• WARUM ICH TUE, WAS ICH TUE - EIN GESPRÄCH MIT THEKLA WILKENING, AUTORIN DES BUCHES "DAS BIO-PIZZA-DILEMMA"

    Thekla

    Im Gespräch mit Thekla Wilkening, der Mitgründerin der Kleiderei, Expertin für Kreislaufwirtschaft und Autorin des Buches "Das Bio-Pizza Dilemma". Ein Buch das zeigt, dass sich Lebenslust mit Nachhaltigkeit vereinbaren lässt.

    LIEBE THEKLA, KANNST DU DICH UND WAS DU MACHST MIT EIN PAAR SÄTZEN KURZ VORSTELLEN?
    Ich bin Thekla Wilkening, 33 Jahre alt und beschäftige mich nun seit fünfzehn Jahren mit dem Thema Nachhaltigkeit und Mode. Mit 25 Jahren habe ich zusammen mit Pola Fendel die Kleiderei gegründet, Deutschlands erstes Mode-Miet-Modell. Nach sechs Jahren als Co-Geschäftsführerin mussten wir für das Online-Business leider Insolvenz anmelden - das Konzept lebt aber weiter, geführt von Lena Schröder in der Kleiderei Köln & Freiburg. Ich arbeite seitdem frei als Unternehmensberaterin im Bereich Kreislaufwirtschaft, Nachhaltigkeit und Mode sowie als Autorin.

    DU HAST GERADE DEIN ERSTES BUCH HERAUSGEBRACHT:“DAS BIO-PIZZA DILEMMA“ - DER ÜBERRASCHENDE WEGWEISER ZU MEHR NACHHALTIGKEIT. WAS HAT DICH DAZU BEWEGT?
    In Gesprächen mit Freund*innen habe ich festgestellt, dass vielen ein Buch fehlt, das ihnen verständlich, kurzweilig und trotzdem ehrlich die Umwelt- und Klimakrise erklärt und greifbare Handlungsempfehlungen ausspricht, ohne dogmatisch zu sein oder zu komplex. Es gibt inzwischen zwar viele großartige Nachhaltigkeitsbücher, die oft aber gar nicht so leicht in Bus, Bahn oder am Strand zu lesen sind, wenn es der Einstieg zum Thema Nachhaltigkeit ist.

    Bio Pizza Dilemma

    Thekla Wilkenings erstes Buch "Das Bio-Pizza Dilemma" 

    BESONDERS SCHÖN FAND ICH DEN SLOGAN AUF DER BUCHRÜCKSEITE: „LEBENSLUST STATT ZUKUNFTSFRUST“. WIE VEREINT SICH LEBENSLUST MIT NACHHALTIGKEIT?
    Viele Menschen verbinden das Thema Nachhaltigkeit mit Verzicht, strengen Regeln und vor allem Perfektionsdruck. All dies führt dazu, dass wir schnell wieder aufgeben oder noch schlimmer, gar nicht erst anfangen.
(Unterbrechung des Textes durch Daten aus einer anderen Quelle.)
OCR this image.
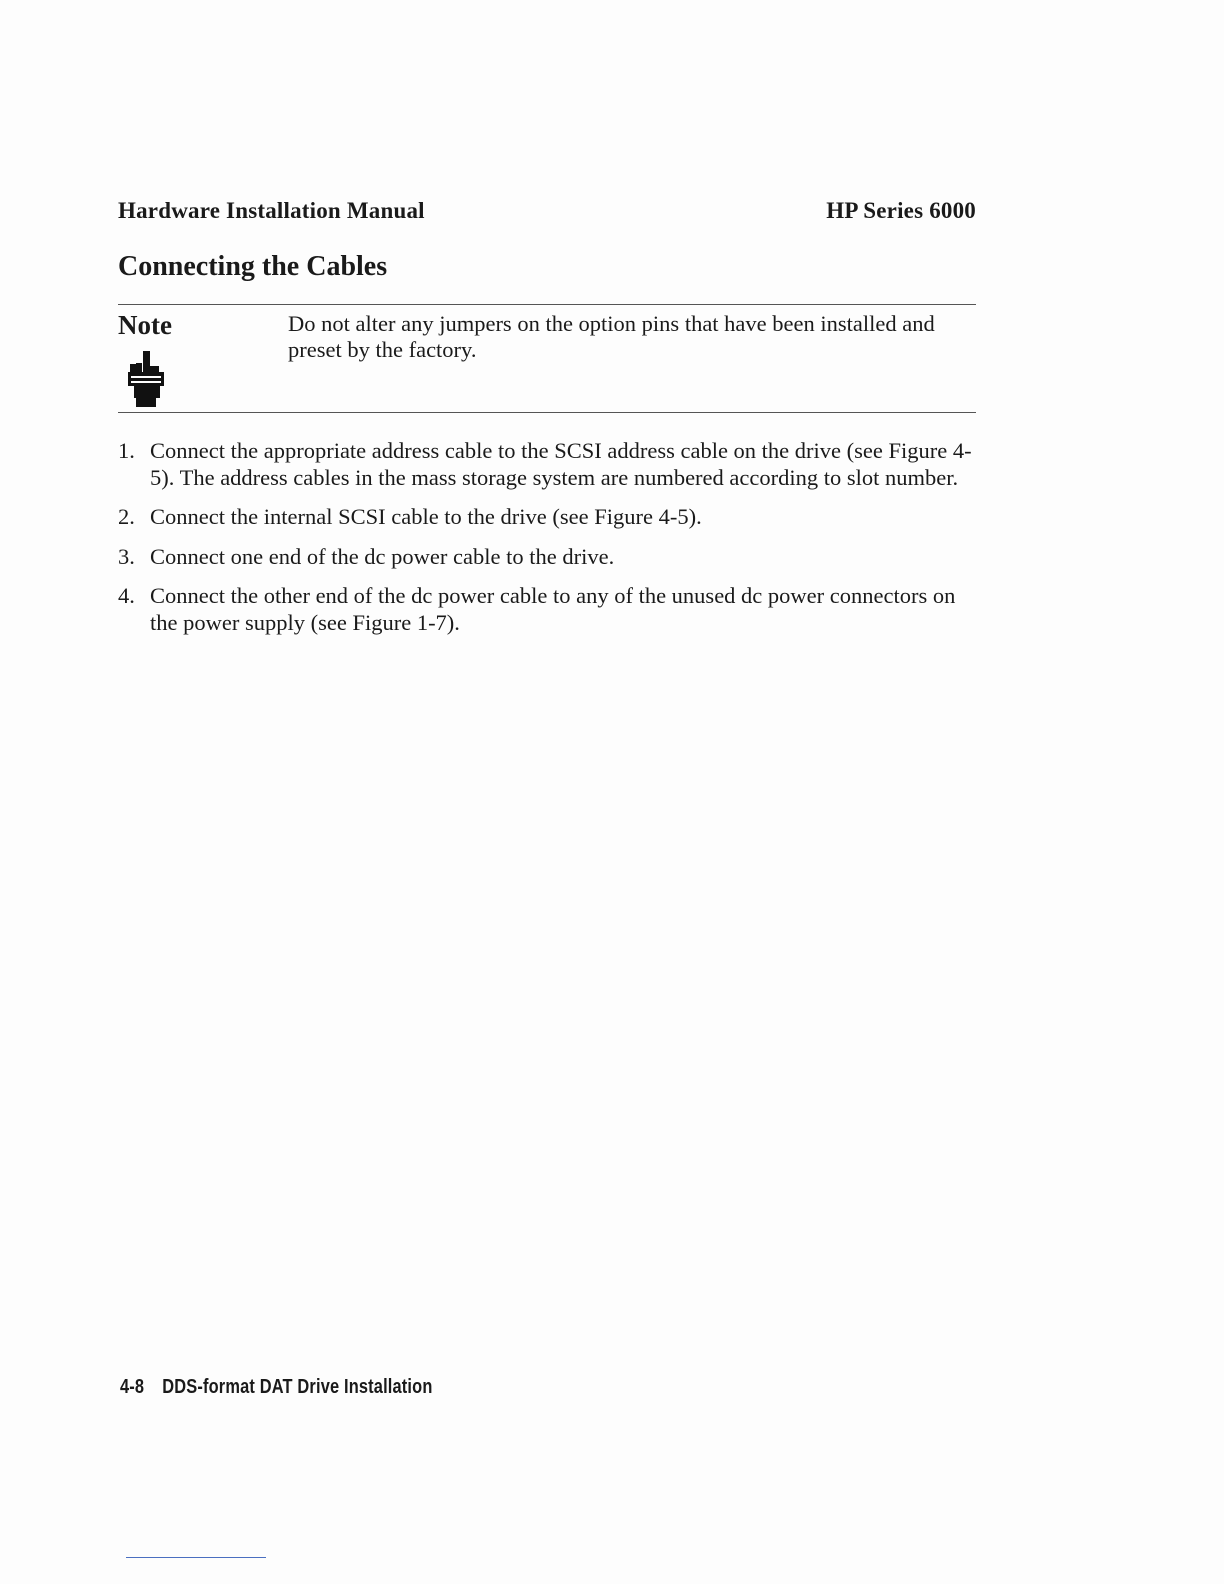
Hardware Installation Manual	HP Series 6000
Connecting the Cables
Note	Do not alter any jumpers on the option pins that have been installed and preset by the factory.

1. Connect the appropriate address cable to the SCSI address cable on the drive (see Figure 4-5). The address cables in the mass storage system are numbered according to slot number.
2. Connect the internal SCSI cable to the drive (see Figure 4-5).
3. Connect one end of the dc power cable to the drive.
4. Connect the other end of the dc power cable to any of the unused dc power connectors on the power supply (see Figure 1-7).
4-8 DDS-format DAT Drive Installation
Wir sagen, dass es nicht perfekt sein muss, auch weil unsere individuellen Konsumentscheidungen eben nicht die Welt retten. Ich rate Freund*innen immer, dass wenn sie wirklich hin spüren, was sie glücklich macht, sie auch weniger konsumieren. Denn Konsum macht uns nicht wirklich glücklich. Abende mit guten Freunden, Tage in der Natur, gute Bücher oder Filme oder ein Nachmittag im Museum. Das sind die Dinge, die wirklich glücklich machen.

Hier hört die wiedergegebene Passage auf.